EBUS is not currently utilized by most centers in the staging of esophageal cancer. To date, no study has explored the possible use of EBUS for peritumoral lymph node biopsy, nor for biopsy of any suspicious mediastinal lymph nodes, not accessible by EUS. At Notre Dame Hospital, Centre Hospitalier de L'Universite de Montreal, all patients diagnosed with esophageal cancer undergo complete EUS staging followed by EBUS during the same procedure, in order to examine all the lymph nodes near or far from the primary tumor amenable to EBUS guided trans-bronchial biopsy. This is important because it allows physicians to bypass the primary tumor and pass through the normal (non-cancerous) bronchial wall, eliminating any chances of tumoral contamination of the sample. In addition, this also provides a much more complete mediastinal staging as it allows biopsy of a population of lymph nodes non-accessible to EUS biopsy. Thus far, we have performed EBUS in six patients with esophageal cancer with upstaging of the N stage of the tumor in two of these patients (33%). There have been no morbidities and all patients have been discharged home on the day of the procedure. EBUS was therefore able to change the treatment strategy, without adding any morbidity, discomfort or additional procedural time for two out of six patients.

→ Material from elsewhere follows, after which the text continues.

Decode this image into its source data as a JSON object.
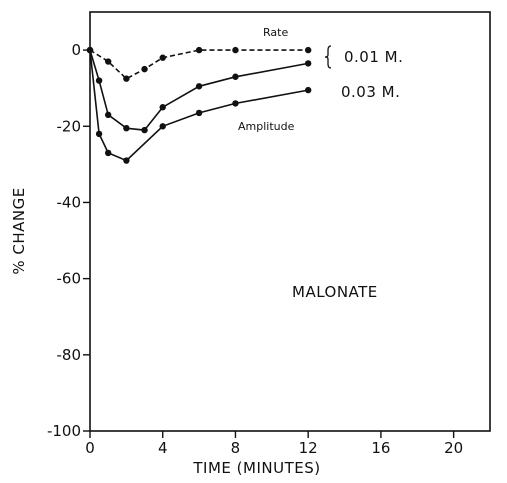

The proposed project will be the first study ever to evaluate the impact of EBUS on esophageal cancer staging as well as on the choice of therapy. This study consists of a prospective cohort study with no placebo group, all patients will have EBUS and stages obtained with and without EBUS will be compared as well as changes to the treatment plan based on EBUS staging.
Objectives:
Methodology:
The study consists of a prospective cohort study. Each patient will serve as his/her own control. All patients currently undergoing esophageal cancer staging in the Division of Thoracic Surgery at the CHUM will be approached for enrolment into the study.
EUS followed by EBUS will be performed during the EUS staging procedure. The order of procedures for all patients is as follows: (1) Flexible Esophagoscopy with endoluminal biopsy, (2) Radial EUS for T staging (3) Linear EUS for lymph node biopsy and N staging, (4) Flexible Bronchoscopy for evaluation of the left mainstem bronchus for tumor invasion, (5) Linear EBUS for trans-tracheal and trans-bronchial lymph node biopsy.
All FNA samples will be evaluated using standard methods by cytopathologists at the CHUM. Results will be evaluated for: (A) positivity, (B) negativity (no tumor cells, positive lymphocytes), (C) inadequacy (no tumor cells, no lymphocytes). A minimum of two passes will be performed into each lymph node.
Patients will be discharged on the same day, as their procedure. Results will be discussed with them in a follow-up clinic appointment with their thoracic surgeon within 3 weeks of the procedure. Any procedure-related morbidity will be documented in the post-procedural period as well as at their follow-up appointment.
Expected Results:
We believe that by adding EBUS to the gold standard work up and staging of esophageal cancer, we can make a significant difference in esophageal cancer staging. This may also significantly change the choice of therapy.